Right to data portability

The right to data portability allows individuals to obtain and reuse their personal data for their own purposes across different services. The risk of lock-in is still the norm rather than the exception when it comes to online platforms. Many companies strive for a competitive edge by exclusively collecting and processing data and keep their systems closed. The main goal of this regulation is to give data subjects more control over their personal data and to increase user choice of online services.

  • The right to data portability only applies to personal data. This means that it does not apply to genuinely anonymous data. However, pseudonymous data that can be clearly linked back to an individual (where that individual provides the respective identifier) is within scope of the right.

  • Sometimes the personal data an individual has provided is easy to identify. In other cases less so.
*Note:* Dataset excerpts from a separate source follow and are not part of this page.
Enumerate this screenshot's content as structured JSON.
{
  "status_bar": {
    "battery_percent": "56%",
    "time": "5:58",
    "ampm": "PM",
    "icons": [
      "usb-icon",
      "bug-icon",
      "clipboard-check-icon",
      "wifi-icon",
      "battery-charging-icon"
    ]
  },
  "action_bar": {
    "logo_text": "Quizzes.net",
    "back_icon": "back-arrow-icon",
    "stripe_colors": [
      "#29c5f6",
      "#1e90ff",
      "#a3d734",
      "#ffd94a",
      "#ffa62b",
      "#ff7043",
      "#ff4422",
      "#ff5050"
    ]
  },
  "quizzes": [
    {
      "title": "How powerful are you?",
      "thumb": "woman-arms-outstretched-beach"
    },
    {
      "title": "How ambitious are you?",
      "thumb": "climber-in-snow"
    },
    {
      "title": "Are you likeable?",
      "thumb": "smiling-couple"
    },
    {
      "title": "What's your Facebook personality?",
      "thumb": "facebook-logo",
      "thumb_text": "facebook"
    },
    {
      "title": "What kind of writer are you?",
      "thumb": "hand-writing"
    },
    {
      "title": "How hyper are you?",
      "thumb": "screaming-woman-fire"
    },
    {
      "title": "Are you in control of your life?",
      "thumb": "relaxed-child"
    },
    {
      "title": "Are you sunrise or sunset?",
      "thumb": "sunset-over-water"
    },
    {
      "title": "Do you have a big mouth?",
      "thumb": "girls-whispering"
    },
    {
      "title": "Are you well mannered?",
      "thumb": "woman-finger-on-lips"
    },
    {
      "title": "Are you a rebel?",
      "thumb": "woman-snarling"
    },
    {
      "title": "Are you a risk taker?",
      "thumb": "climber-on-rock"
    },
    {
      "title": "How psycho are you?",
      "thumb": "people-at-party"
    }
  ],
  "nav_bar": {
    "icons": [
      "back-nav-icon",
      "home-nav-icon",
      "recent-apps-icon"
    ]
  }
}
It includes personal data resulting from observation of an individual’s activities (like where using a device or service), history of website usage or search activities, traffic and location data, or ‘raw’ data processed by connected objects such as smart meters and wearable devices.

  • It does not include any additional data created based on the data an individual has provided. For example, if the data provided was used to create a user profile then this data would not be in scope of data portability.

  • If the requested information includes information about others (third party data) a controller needs to consider whether transmitting that data would adversely affect the rights and freedoms of such third parties.

  • Individuals have the right to ask a controller to transmit their personal data directly to another controller, without the controller putting into place legal, technical or financial obstacles which slow down or prevent the transmission of the personal data. And there may be legitimate reasons why the transmission can not be done such as that it would adversely affect the rights and freedoms of others.

  • It is recommended to provide personal data using open formats such as CSV, XML and JSON.

Right to object

Natural persons are permitted to opt-out of having their data processed. If data processors do not have a legitimate and compelling reason to process and individual’s data, users can object for any number of reasons. Search engines rarely have a legitimate and compelling reason to process individual’s data. Delivering positive user experiences does not need to come at the expense of privacy.

  • Individuals have an absolute right to object to the processing of their personal data if it is for direct marketing purposes.

  • The right to object is not absolute when the processing is for a task carried out in the public interest, the exercise of official authority or legitimate interests (or those of a third party). When processing data for scientific or historical research, or statistical purposes, the right to object is also more limited.


Ingest all structured and unstructured information from the entire corpus and search it all for Personally identifiable information (PII) using NLP techniques and tools. The presence of PII cannot be determined by a single approach, but rather by the combined effort of multiple approaches, using contexts, tags, character patterns, dictionaries, B-tree indexes, n-grams and regular expressions, oh, and training spell checkers on specific contexts. Use structured and unstructured signals with machine learning to match person records from across the multiple sources. De-anonymise, re-identify, for the purpose of being able to remove/suppress/transmit the associated data!